Though, this is only the pretty-printed output of the returned object. What allows us to really work with these parsed elements is the fact that they're all fields of the returned object, which we can easily access:
console.log("The protocols used in the URL are " + parsedUrl.protocols);
console.log("The port used in the URL is " + parsedUrl.port);
console.log("The resource in the URL is " + parsedUrl.resource);
console.log("The user in the URL is " + parsedUrl.user);
console.log("The pathname in the URL is " + parsedUrl.pathname);
console.log("The hash in the URL is " + parsedUrl.hash);
console.log("The search part in the URL is " + parsedUrl.search);
console.log("Full URL is " + parsedUrl.href);
Running this code results in:
The protocols used in the URL are git,ssh
The port used in the URL is 30
The resource in the URL is somehost.com
The user in the URL is git
The pathname in the URL is /path/to/resource.git
The hash in the URL is anchor
The search part in the URL is key1=value1&key2=value2
Full URL is git+ssh://[email protected]:30/path/to/resource.git?key1=value1&key2=value2#anchor
Finally, let's see the results of URL normalization. If we pass an unnormalized URL, such as stackabuse.com:3000/path/to/index.html#anchor
, as a URL string:
const url = 'stackabuse.com:3000/path/to/index.html#anchor';
const parsedUrl = parseUrl(url, true);
console.log(parsedUrl);
This results in:
{
protocols: [ 'http' ],
protocol: 'http',
port: 3000,
resource: 'stackabuse.com',
user: '',
pathname: '/path/to/index.html',
hash: 'anchor',
search: '',
href: 'http://stackabuse.com:3000/path/to/index.html#anchor',
query: [Object: null prototype] {}
}
We can see that the parser automatically assigned http
as the protocol and filled out the href
property correctly. The missing parts are not filled in, since they weren't supplied to begin with.

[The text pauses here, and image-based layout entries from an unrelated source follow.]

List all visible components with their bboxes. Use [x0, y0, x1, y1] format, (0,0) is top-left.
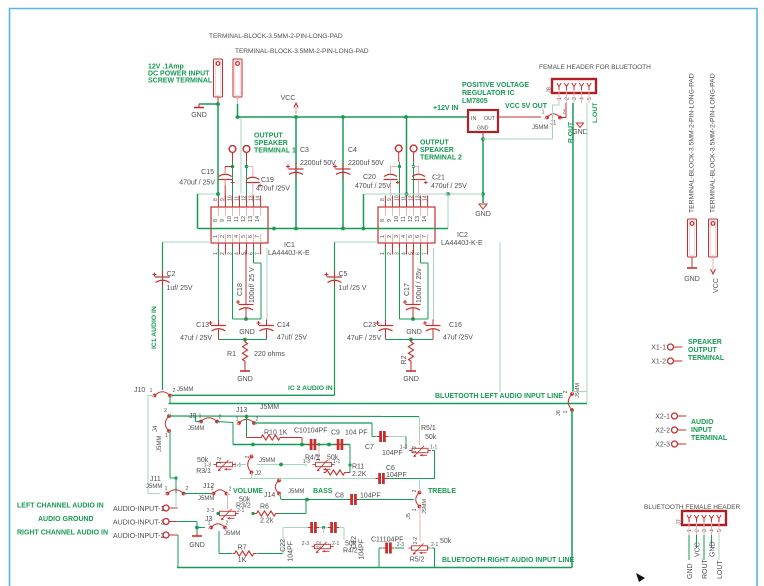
svg-text:X2-3: X2-3: [655, 442, 670, 449]
svg-text:8: 8: [213, 219, 219, 222]
svg-text:1-1: 1-1: [234, 463, 241, 469]
svg-text:R5/2: R5/2: [410, 557, 425, 564]
svg-text:10: 10: [227, 195, 233, 201]
svg-text:12V .1Amp: 12V .1Amp: [148, 64, 184, 71]
svg-text:X2-2: X2-2: [655, 428, 670, 435]
svg-text:2: 2: [220, 252, 226, 255]
svg-text:104PF: 104PF: [360, 493, 381, 500]
svg-text:C4: C4: [348, 147, 357, 154]
svg-text:2: 2: [219, 415, 222, 421]
svg-text:4: 4: [234, 235, 240, 238]
svg-text:2200uf 50V: 2200uf 50V: [348, 160, 384, 167]
svg-text:2: 2: [229, 487, 232, 493]
svg-text:2.2k: 2.2k: [260, 518, 274, 525]
svg-text:2: 2: [164, 408, 167, 414]
svg-text:3: 3: [227, 235, 233, 238]
svg-text:IC 2 AUDIO IN: IC 2 AUDIO IN: [288, 385, 333, 392]
svg-text:C2: C2: [167, 271, 176, 278]
svg-text:GND: GND: [475, 211, 491, 218]
svg-text:14: 14: [422, 195, 428, 201]
svg-text:BASS: BASS: [313, 488, 333, 495]
svg-text:C22: C22: [280, 539, 287, 552]
svg-text:2: 2: [186, 486, 189, 492]
svg-text:9: 9: [220, 198, 226, 201]
svg-text:LA4440J-K-E: LA4440J-K-E: [441, 240, 483, 247]
svg-text:4: 4: [234, 252, 240, 255]
svg-text:7: 7: [255, 235, 261, 238]
svg-text:1-3: 1-3: [303, 459, 310, 465]
svg-text:OUTPUT: OUTPUT: [254, 133, 284, 140]
svg-text:LA4440J-K-E: LA4440J-K-E: [268, 250, 310, 257]
svg-text:C14: C14: [277, 322, 290, 329]
svg-text:2-1: 2-1: [431, 542, 438, 548]
svg-text:100uf/ 25 V: 100uf/ 25 V: [249, 267, 256, 303]
svg-text:1-2: 1-2: [217, 457, 223, 464]
svg-text:TERMINAL 1: TERMINAL 1: [254, 148, 296, 155]
svg-text:ROUT: ROUT: [702, 558, 709, 579]
svg-text:C5: C5: [339, 271, 348, 278]
svg-text:2-3: 2-3: [302, 541, 309, 547]
svg-text:AUDIO: AUDIO: [691, 419, 714, 426]
svg-text:470uf / 25V: 470uf / 25V: [431, 183, 467, 190]
svg-text:104PF: 104PF: [288, 541, 295, 562]
svg-text:POSITIVE VOLTAGE: POSITIVE VOLTAGE: [462, 82, 529, 89]
svg-text:GND: GND: [710, 541, 717, 557]
svg-text:12: 12: [241, 195, 247, 201]
svg-text:47uf /25V: 47uf /25V: [443, 335, 473, 342]
svg-text:VCC: VCC: [281, 95, 296, 102]
svg-text:TERMINAL-BLOCK-3.5MM-2-PIN-LON: TERMINAL-BLOCK-3.5MM-2-PIN-LONG-PAD: [209, 33, 343, 40]
svg-text:5: 5: [587, 97, 593, 100]
svg-text:104PF: 104PF: [359, 539, 366, 560]
svg-text:J1: J1: [550, 121, 557, 127]
svg-text:12: 12: [408, 195, 414, 201]
svg-text:SCREW TERMINAL: SCREW TERMINAL: [148, 78, 213, 85]
svg-text:VCC: VCC: [695, 542, 702, 557]
svg-text:J5MM: J5MM: [146, 484, 162, 490]
svg-text:10: 10: [394, 195, 400, 201]
svg-text:GND: GND: [403, 376, 419, 383]
svg-text:C8: C8: [335, 493, 344, 500]
svg-text:AUDIO-INPUT-1: AUDIO-INPUT-1: [113, 506, 164, 513]
svg-text:RIGHT CHANNEL AUDIO IN: RIGHT CHANNEL AUDIO IN: [17, 530, 108, 537]
svg-text:2-1: 2-1: [237, 508, 244, 514]
svg-text:104PF: 104PF: [386, 472, 407, 479]
svg-text:12: 12: [241, 216, 247, 222]
svg-text:J5MM: J5MM: [224, 531, 240, 537]
svg-text:GND: GND: [477, 126, 489, 132]
svg-text:TREBLE: TREBLE: [428, 488, 456, 495]
svg-text:C17: C17: [404, 283, 411, 296]
svg-text:2: 2: [245, 455, 251, 458]
svg-text:C20: C20: [363, 174, 376, 181]
svg-text:1: 1: [687, 529, 693, 532]
svg-text:+12V IN: +12V IN: [433, 105, 459, 112]
svg-text:10: 10: [394, 216, 400, 222]
svg-text:50k: 50k: [440, 538, 452, 545]
svg-text:IC1 AUDIO IN: IC1 AUDIO IN: [151, 306, 158, 349]
svg-text:AUDIO-INPUT-3: AUDIO-INPUT-3: [113, 520, 164, 527]
svg-text:47uf/ 25V: 47uf/ 25V: [277, 335, 307, 342]
svg-text:2-3: 2-3: [207, 508, 214, 514]
svg-text:1: 1: [208, 521, 211, 527]
svg-text:470uf / 25V: 470uf / 25V: [179, 180, 215, 187]
svg-text:R6: R6: [260, 504, 269, 511]
svg-text:1: 1: [557, 97, 563, 100]
svg-text:X2-1: X2-1: [655, 414, 670, 421]
svg-text:C18: C18: [237, 283, 244, 296]
svg-text:1: 1: [199, 414, 202, 420]
svg-text:2: 2: [695, 529, 701, 532]
svg-text:1uf/ 25V: 1uf/ 25V: [167, 285, 193, 292]
svg-text:R4/2: R4/2: [343, 548, 358, 555]
svg-text:J11: J11: [150, 476, 161, 483]
svg-text:GND: GND: [237, 376, 253, 383]
svg-text:2: 2: [565, 97, 571, 100]
svg-text:6: 6: [415, 235, 421, 238]
svg-text:1: 1: [563, 410, 569, 413]
svg-text:J5MM: J5MM: [157, 436, 163, 452]
svg-text:AUDIO GROUND: AUDIO GROUND: [38, 516, 94, 523]
svg-text:C16: C16: [449, 322, 462, 329]
svg-text:VOLUME: VOLUME: [233, 488, 263, 495]
svg-text:J14: J14: [264, 492, 275, 499]
svg-text:SPEAKER: SPEAKER: [420, 147, 454, 154]
svg-text:J4: J4: [153, 425, 159, 432]
svg-text:2: 2: [173, 388, 176, 394]
svg-text:9: 9: [220, 219, 226, 222]
svg-text:L.OUT: L.OUT: [592, 102, 599, 123]
svg-text:4: 4: [580, 97, 586, 100]
svg-text:J5: J5: [406, 513, 412, 519]
svg-text:1: 1: [542, 110, 545, 116]
svg-text:C23: C23: [363, 322, 376, 329]
svg-text:220 ohms: 220 ohms: [254, 351, 285, 358]
svg-text:J5MM: J5MM: [532, 125, 548, 131]
svg-text:AUDIO-INPUT-2: AUDIO-INPUT-2: [113, 533, 164, 540]
svg-text:SPEAKER: SPEAKER: [254, 140, 288, 147]
svg-text:R3/1: R3/1: [196, 468, 211, 475]
svg-text:TERMINAL-BLOCK-3.5MM-2-PIN-LON: TERMINAL-BLOCK-3.5MM-2-PIN-LONG-PAD: [710, 73, 717, 213]
svg-text:1: 1: [380, 235, 386, 238]
svg-text:IC2: IC2: [457, 232, 468, 239]
svg-text:J7: J7: [677, 519, 683, 525]
svg-text:11: 11: [401, 196, 407, 201]
svg-text:C6: C6: [386, 465, 395, 472]
svg-text:1: 1: [165, 433, 168, 439]
svg-text:J5MM: J5MM: [422, 499, 428, 514]
svg-text:13: 13: [248, 216, 254, 222]
svg-text:14: 14: [255, 195, 261, 201]
svg-text:C7: C7: [365, 444, 374, 451]
svg-text:12: 12: [408, 216, 414, 222]
svg-text:14: 14: [422, 216, 428, 222]
svg-text:1-3: 1-3: [400, 445, 407, 451]
svg-text:14: 14: [255, 216, 261, 222]
svg-text:OUTPUT: OUTPUT: [420, 140, 450, 147]
svg-text:1uf /25 V: 1uf /25 V: [339, 285, 367, 292]
svg-text:C9: C9: [331, 430, 340, 437]
svg-text:2: 2: [220, 235, 226, 238]
svg-text:1: 1: [412, 508, 418, 511]
svg-text:J5MM: J5MM: [260, 404, 279, 411]
svg-text:J5MM: J5MM: [575, 383, 581, 398]
svg-text:1K: 1K: [238, 557, 247, 564]
svg-text:J5MM: J5MM: [288, 489, 304, 495]
svg-text:J5MM: J5MM: [188, 426, 204, 432]
svg-text:R2: R2: [401, 355, 408, 364]
svg-text:2-1: 2-1: [332, 541, 339, 547]
svg-text:1: 1: [165, 486, 168, 492]
svg-text:GND: GND: [687, 563, 694, 579]
svg-text:7: 7: [422, 252, 428, 255]
svg-text:TERMINAL-BLOCK-3.5MM-2-PIN-LON: TERMINAL-BLOCK-3.5MM-2-PIN-LONG-PAD: [689, 73, 696, 213]
svg-text:2.2K: 2.2K: [352, 471, 367, 478]
svg-text:7: 7: [422, 235, 428, 238]
svg-text:J8: J8: [547, 87, 553, 93]
svg-text:11: 11: [234, 216, 240, 222]
svg-text:R5/1: R5/1: [421, 425, 436, 432]
svg-text:2200uf 50V: 2200uf 50V: [300, 160, 336, 167]
svg-text:1: 1: [211, 486, 214, 492]
svg-text:13: 13: [248, 195, 254, 201]
svg-text:1: 1: [236, 417, 239, 423]
svg-text:J5MM: J5MM: [177, 387, 193, 393]
svg-text:TERMINAL-BLOCK-3.5MM-2-PIN-LON: TERMINAL-BLOCK-3.5MM-2-PIN-LONG-PAD: [235, 48, 369, 55]
svg-text:1-1: 1-1: [430, 445, 437, 451]
svg-text:TERMINAL: TERMINAL: [691, 435, 728, 442]
svg-text:50k: 50k: [345, 541, 357, 548]
svg-text:47uF / 25V: 47uF / 25V: [347, 335, 382, 342]
svg-text:1: 1: [150, 388, 153, 394]
svg-text:104 PF: 104 PF: [345, 430, 368, 437]
svg-text:FEMALE HEADER FOR BLUETOOTH: FEMALE HEADER FOR BLUETOOTH: [539, 64, 651, 71]
svg-text:13: 13: [415, 195, 421, 201]
svg-text:GND: GND: [189, 542, 205, 549]
svg-text:TERMINAL: TERMINAL: [688, 355, 725, 362]
svg-text:VCC: VCC: [713, 278, 720, 293]
svg-text:GND: GND: [191, 112, 207, 119]
svg-text:SPEAKER: SPEAKER: [688, 339, 722, 346]
svg-text:J10: J10: [134, 387, 145, 394]
svg-text:2-3: 2-3: [397, 542, 404, 548]
svg-text:2: 2: [256, 417, 259, 423]
svg-text:INPUT: INPUT: [691, 427, 713, 434]
svg-text:9: 9: [387, 198, 393, 201]
svg-text:R7: R7: [238, 545, 247, 552]
svg-text:100uf / 25v: 100uf / 25v: [416, 268, 423, 303]
svg-text:11: 11: [234, 196, 240, 201]
svg-text:4: 4: [401, 235, 407, 238]
svg-text:11: 11: [401, 216, 407, 222]
svg-text:47uf / 25V: 47uf / 25V: [180, 335, 212, 342]
svg-text:LM7805: LM7805: [462, 98, 488, 105]
svg-text:7: 7: [255, 252, 261, 255]
svg-text:LOUT: LOUT: [717, 560, 724, 579]
svg-text:5: 5: [408, 235, 414, 238]
svg-text:GND: GND: [239, 329, 255, 336]
svg-text:J5MM: J5MM: [259, 458, 275, 464]
svg-text:J5MM: J5MM: [198, 496, 214, 502]
svg-text:2: 2: [563, 110, 566, 116]
svg-text:DC POWER INPUT: DC POWER INPUT: [148, 71, 210, 78]
svg-text:X1-1: X1-1: [651, 345, 666, 352]
svg-text:2: 2: [226, 521, 229, 527]
svg-text:J13: J13: [236, 407, 247, 414]
svg-text:8: 8: [213, 198, 219, 201]
svg-text:13: 13: [415, 216, 421, 222]
svg-text:C3: C3: [300, 147, 309, 154]
svg-text:3: 3: [572, 97, 578, 100]
svg-text:C19: C19: [261, 177, 274, 184]
svg-text:J6: J6: [556, 410, 562, 416]
svg-text:1: 1: [213, 235, 219, 238]
svg-text:OUTPUT: OUTPUT: [688, 347, 718, 354]
svg-text:R1: R1: [227, 351, 236, 358]
svg-text:X1-2: X1-2: [651, 359, 666, 366]
svg-text:470uf / 25V: 470uf / 25V: [355, 183, 391, 190]
svg-text:2: 2: [387, 235, 393, 238]
svg-text:1-2: 1-2: [412, 446, 418, 453]
svg-text:1-1: 1-1: [333, 459, 340, 465]
svg-text:2: 2: [412, 489, 418, 492]
svg-text:C13: C13: [196, 322, 209, 329]
svg-text:2: 2: [387, 252, 393, 255]
svg-text:4: 4: [710, 529, 716, 532]
svg-text:TERMINAL 2: TERMINAL 2: [420, 155, 462, 162]
svg-text:2-2: 2-2: [413, 537, 419, 544]
svg-text:4: 4: [401, 252, 407, 255]
svg-text:IN: IN: [471, 116, 476, 122]
svg-text:5: 5: [717, 529, 723, 532]
svg-text:2: 2: [563, 390, 569, 393]
svg-text:9: 9: [387, 219, 393, 222]
svg-text:470uf /25V: 470uf /25V: [256, 186, 290, 193]
svg-text:C10104PF: C10104PF: [294, 428, 327, 435]
svg-text:J2: J2: [255, 471, 262, 477]
svg-text:8: 8: [380, 219, 386, 222]
svg-text:LEFT CHANNEL AUDIO IN: LEFT CHANNEL AUDIO IN: [17, 503, 104, 510]
svg-text:GND: GND: [572, 129, 588, 136]
svg-text:104PF: 104PF: [382, 450, 403, 457]
svg-text:GND: GND: [406, 329, 422, 336]
svg-text:R11: R11: [352, 464, 364, 471]
svg-text:C15: C15: [201, 169, 214, 176]
svg-text:50k: 50k: [425, 434, 437, 441]
svg-text:6: 6: [248, 235, 254, 238]
svg-text:GND: GND: [684, 276, 700, 283]
svg-text:5: 5: [241, 235, 247, 238]
svg-text:REGULATOR IC: REGULATOR IC: [462, 90, 515, 97]
svg-text:3: 3: [394, 235, 400, 238]
svg-text:3: 3: [702, 529, 708, 532]
svg-text:10: 10: [227, 216, 233, 222]
svg-text:BLUETOOTH RIGHT AUDIO INPUT LI: BLUETOOTH RIGHT AUDIO INPUT LINE: [442, 557, 575, 564]
svg-text:IC1: IC1: [284, 242, 295, 249]
svg-text:8: 8: [380, 198, 386, 201]
svg-text:OUT: OUT: [484, 116, 496, 122]
svg-text:BLUETOOTH LEFT AUDIO INPUT LIN: BLUETOOTH LEFT AUDIO INPUT LINE: [435, 393, 563, 400]
svg-text:C21: C21: [432, 175, 445, 182]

If we were to disable the normalization feature, while providing a non-normalized URL, the results would be off:
{
protocols: [],
protocol: 'file',
port: null,
resource: '',
user: '',
pathname: 'stackabuse.com:3000/path/to/index.html',
hash: 'anchor',
search: '',
href: 'stackabuse.com:3000/path/to/index.html#anchor',
query: [Object: null prototype] {}
}
Note: If you set normalize
to true
and supply an already-normalized URL, nothing really happens, and it's parsed correctly. Given this - you'll typically want to set the parameter to true.
Since parsedUrl
is an object, its properties can be changed. We can simply access any property and change it:
console.log(parsedUrl.port) // 3000
parsedUrl.port = 4000
console.log(parsedUrl.port) // 4000
However, this is not the desired behavior and shouldn't be done, since this module is used solely to parse the URLs. The only time you should alter the parsedUrl
object like this is when you are confident in the value of some property, otherwise, you might be shooting yourself in the leg.
Conclusion
We've seen parse-url
lets us pretty easily parse URLs without any additional processing, and makes the process of parsing URLs extremely simple and readable.
It splits everything up as desired and creates an parsedUrl
object that can be accessed just like any other object, as well as changed. The module is as simple as they come, with a neat output and syntax and as straightforward as possible, resulting in quick and precise results.